The turmoil has left the US’s counter-terrorism policy in Yemen in disarray. US officials told the Associated Press that CIA drone strikes would continue but that there would be “fewer of them”, amid concerns about the lack of on-the-ground intelligence or coordinating partners.
4. Somalia
Somalia: all US drone strikes |
|||
All strikes, March 2015 | All strikes, 2015 to date | All strikes, 2015 to date | |
All US strikes | 1 | 2 | 9-13 |
Total reported killed | 3 | 5-12 | 23-105 |
Civilians reported killed | 0 | 0-4 | 0-5 |
Children reported killed | 0 | 0 | 0 |
Total reported injured | 0 | 0 | 2-7 |
A US drone strike killed three people, including Adnan Garaar, a commander from the Amniyatt – al Shabaab’s intelligence wing.
The Pentagon confirmed the details a week after the attack hit, saying in a statement: “Garar was a key operative responsible for coordinating al Shabaab’s external operations, which target US persons and other Western interests in order to further al Qaeda’s goals and objectives.”
Garaar was “connected to the West Gate Mall attack in Nairobi, Kenya” in September 2013. Garaar’s death was the latest in a series of drone killings in Somalia that appear to have targeted senior al Shabaab figures focused on terrorist attacks beyond Somalia’s borders. Garaar had replaced Yusef Dheeq in the job, who was killed in a drone strike in January. And Dheeq’s predecessor Abdishakur was killed on December 29 2014.
The impact of his and other Amniyatt commanders’ deaths remains to be seen. Al Shabaab has continued to carry out attacks in Kenya, killing 12 across several days this month. The US embassy in Uganda put out a warning on March 26 cautioning western travellers they could be the target of an attack that “may take place soon”.

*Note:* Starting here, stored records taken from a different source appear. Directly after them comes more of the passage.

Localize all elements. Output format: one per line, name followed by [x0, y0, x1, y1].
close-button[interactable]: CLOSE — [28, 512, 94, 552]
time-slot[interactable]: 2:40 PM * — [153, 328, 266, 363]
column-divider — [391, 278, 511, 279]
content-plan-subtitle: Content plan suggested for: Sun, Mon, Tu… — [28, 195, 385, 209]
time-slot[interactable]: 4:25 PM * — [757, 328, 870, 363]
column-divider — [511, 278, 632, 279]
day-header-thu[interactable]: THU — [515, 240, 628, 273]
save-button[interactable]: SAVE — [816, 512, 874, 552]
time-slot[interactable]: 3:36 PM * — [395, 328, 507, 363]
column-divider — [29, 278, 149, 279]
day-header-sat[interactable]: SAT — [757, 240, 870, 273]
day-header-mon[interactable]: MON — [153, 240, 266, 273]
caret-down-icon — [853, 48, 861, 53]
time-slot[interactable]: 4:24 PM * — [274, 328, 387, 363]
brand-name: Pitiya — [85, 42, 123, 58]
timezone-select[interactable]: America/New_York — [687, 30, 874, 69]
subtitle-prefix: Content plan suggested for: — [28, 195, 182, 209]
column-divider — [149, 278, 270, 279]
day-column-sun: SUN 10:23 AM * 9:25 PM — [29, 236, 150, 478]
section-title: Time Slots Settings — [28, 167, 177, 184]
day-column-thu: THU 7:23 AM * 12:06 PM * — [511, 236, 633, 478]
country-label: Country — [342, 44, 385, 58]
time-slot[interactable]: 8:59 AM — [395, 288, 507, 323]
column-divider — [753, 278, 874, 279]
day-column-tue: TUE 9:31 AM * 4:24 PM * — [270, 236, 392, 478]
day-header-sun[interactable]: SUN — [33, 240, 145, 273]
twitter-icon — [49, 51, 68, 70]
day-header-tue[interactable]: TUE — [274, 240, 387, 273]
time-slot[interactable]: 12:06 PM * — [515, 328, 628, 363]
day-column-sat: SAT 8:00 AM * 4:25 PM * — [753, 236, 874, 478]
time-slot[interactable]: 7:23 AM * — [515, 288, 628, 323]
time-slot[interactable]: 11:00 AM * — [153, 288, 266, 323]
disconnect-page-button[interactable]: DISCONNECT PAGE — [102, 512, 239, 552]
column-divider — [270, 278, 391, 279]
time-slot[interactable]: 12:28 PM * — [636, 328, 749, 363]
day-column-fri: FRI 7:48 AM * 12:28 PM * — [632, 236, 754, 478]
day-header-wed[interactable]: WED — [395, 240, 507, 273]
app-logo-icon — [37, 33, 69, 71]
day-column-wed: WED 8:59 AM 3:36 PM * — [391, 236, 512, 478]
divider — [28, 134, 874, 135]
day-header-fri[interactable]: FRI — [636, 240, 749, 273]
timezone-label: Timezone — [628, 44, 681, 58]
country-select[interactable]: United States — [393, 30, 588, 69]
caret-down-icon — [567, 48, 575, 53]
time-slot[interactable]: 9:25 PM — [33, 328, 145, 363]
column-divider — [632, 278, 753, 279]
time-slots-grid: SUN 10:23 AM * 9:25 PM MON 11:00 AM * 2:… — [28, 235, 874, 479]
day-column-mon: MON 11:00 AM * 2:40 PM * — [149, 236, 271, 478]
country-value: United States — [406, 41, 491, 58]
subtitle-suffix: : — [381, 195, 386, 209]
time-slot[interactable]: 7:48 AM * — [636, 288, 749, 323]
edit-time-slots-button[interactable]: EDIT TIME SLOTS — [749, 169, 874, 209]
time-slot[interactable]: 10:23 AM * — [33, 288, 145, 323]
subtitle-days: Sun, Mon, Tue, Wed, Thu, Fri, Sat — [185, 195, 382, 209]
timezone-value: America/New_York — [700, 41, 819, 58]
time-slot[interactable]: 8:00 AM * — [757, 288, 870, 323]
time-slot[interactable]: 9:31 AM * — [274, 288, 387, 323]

Neither do the US attacks seem to have dented the group’s capacity to carry out attacks in the heart of Mogadishu. The diplomatic and government quarter, clustered around the city’s airport, is meant to be the most secure place in the country. Yet al Shabaab managed to storm a hotel in this area on March 27, killing 20 people including Somalia’s permanent ambassador to the UN in Geneva.